You don’t need me to tell you that the human race is in a dangerously vulnerable place right now.

It’s my belief that we’re mainly here due to the global fetishization of what I call a ‘McDonald’s culture’: we’ve become so accustomed to getting our desires and whims met instantly (hello junk food, online shopping and digital porn on command) that we’ve forgotten that in most cases good things take time.

Nowhere does this seem to be more overlooked than when it comes to our love lives.

Not only do we treat potential suitors as though they’re commodities for sale (swiping left or right for HUMAN BEINGS… seriously?!), we expect these often superficial and transactional dynamics to somehow make us feel deeply, deliriously happy – and fast.

Rather than biding our time and waiting for someone we’re actually compatible with, we settle for relationships that feel easy and pleasurable in the moment, but don’t have the qualities required to be healthy and sustainable in the long-run (this just about sums up every fling I’ve ever had with a Bad Boy).

But, if you want to experience real love, there’s no getting around the fact that it demands patience, commitment and the ability to be present with yourself and another person.

Achieving this in my own love life (one day at a time) has been nothing short of miraculous, and there’s nothing that I’m proud of more than the relationship Joe and I have built together over the last four years.

It’s beautifully fitting that in the same week I shared our love story with my community via my newsletter, Joe got down on one knee in the bluebell-speckled woods surrounding his parent’s home (where we plan to marry in 2020), and asked me to be his wife.

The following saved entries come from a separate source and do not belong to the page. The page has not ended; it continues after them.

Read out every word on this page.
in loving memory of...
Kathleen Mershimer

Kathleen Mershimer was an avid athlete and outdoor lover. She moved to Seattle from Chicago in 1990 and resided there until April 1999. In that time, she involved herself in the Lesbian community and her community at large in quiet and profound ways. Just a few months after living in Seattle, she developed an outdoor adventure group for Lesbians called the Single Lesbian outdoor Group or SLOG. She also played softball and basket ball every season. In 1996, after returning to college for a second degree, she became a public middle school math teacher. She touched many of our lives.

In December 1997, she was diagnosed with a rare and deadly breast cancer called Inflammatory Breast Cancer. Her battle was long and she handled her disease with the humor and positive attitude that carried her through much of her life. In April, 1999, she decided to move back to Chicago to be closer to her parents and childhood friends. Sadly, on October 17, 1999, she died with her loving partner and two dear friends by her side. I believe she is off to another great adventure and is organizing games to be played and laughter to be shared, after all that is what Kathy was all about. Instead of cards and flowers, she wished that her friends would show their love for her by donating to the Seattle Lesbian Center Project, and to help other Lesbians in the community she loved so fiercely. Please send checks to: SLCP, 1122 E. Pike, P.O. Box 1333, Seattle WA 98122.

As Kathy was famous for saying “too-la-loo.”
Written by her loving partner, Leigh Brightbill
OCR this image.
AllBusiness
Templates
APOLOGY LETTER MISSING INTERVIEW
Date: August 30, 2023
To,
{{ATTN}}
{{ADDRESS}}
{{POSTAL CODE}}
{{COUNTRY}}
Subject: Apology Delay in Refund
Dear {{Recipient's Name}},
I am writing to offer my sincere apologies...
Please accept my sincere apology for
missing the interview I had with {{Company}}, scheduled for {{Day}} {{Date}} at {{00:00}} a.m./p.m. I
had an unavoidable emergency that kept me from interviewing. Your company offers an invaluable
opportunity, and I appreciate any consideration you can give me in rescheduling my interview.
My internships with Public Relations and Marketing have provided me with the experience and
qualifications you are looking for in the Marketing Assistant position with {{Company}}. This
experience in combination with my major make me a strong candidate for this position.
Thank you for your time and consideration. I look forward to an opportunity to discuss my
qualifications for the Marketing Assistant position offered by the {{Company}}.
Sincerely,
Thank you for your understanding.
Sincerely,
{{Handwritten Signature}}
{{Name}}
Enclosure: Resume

It’s a testament to the work I’ve done on myself in the last decade that this question didn’t trigger all my fears around commitment, like it would have done once upon a time.

It was the easiest ‘yes’ of my life.

I’m often asked in interviews what romantic advice I’d give to my messy, muddled former self – the one who lived in relentless fear that she’d never get to experience the real love she so desperately longed for.

I would simply ask her the following question – and I urge you to answer it for yourself, too:

If you knew with absolute certainty that in a year’s time, you’d be in the healthiest, happiest relationship of your life – one where you feel totally accepted for who you are, one where you’re able to trust and communicate with each other and move quickly towards a solution in times of conflict because you both feel safe, respected and heard – how would you live your life between now and then?

Would you wish away your last year as a single woman by obsessing over and trying to control your romantic journey?

Would you cause yourself unnecessary suffering by comparing your romantic status to strangers on Instagram?

Would you hook up with your emotionally unavailable, abusive Ex to temporarily relieve the loneliness?

Or, would you dedicate the next year of your life to becoming the healthiest, happiest version of yourself, so that your future lover will get to experience the very best of you right from the get-go?

Would you take responsibility and dive in to the healing work you need to do, so as not to project all your past baggage on to this person that you love?

And would you surrender to the bonkers festival that is your life, safe in the knowledge that love is coming for you – via a love story far better than anything you could ever hope to conjure up yourself.  

So, why not just sit back, relax and enjoy the ride?


How different would your life be if you truly committed to being happy in your single life, rather than comparing yourself to others or wishing the time away?

And, are you willing to do what it takes to become a person capable of attracting & sustaining the happy, healthy relationship you deserve?

If so, what action are you going to commit to taking to help you do so?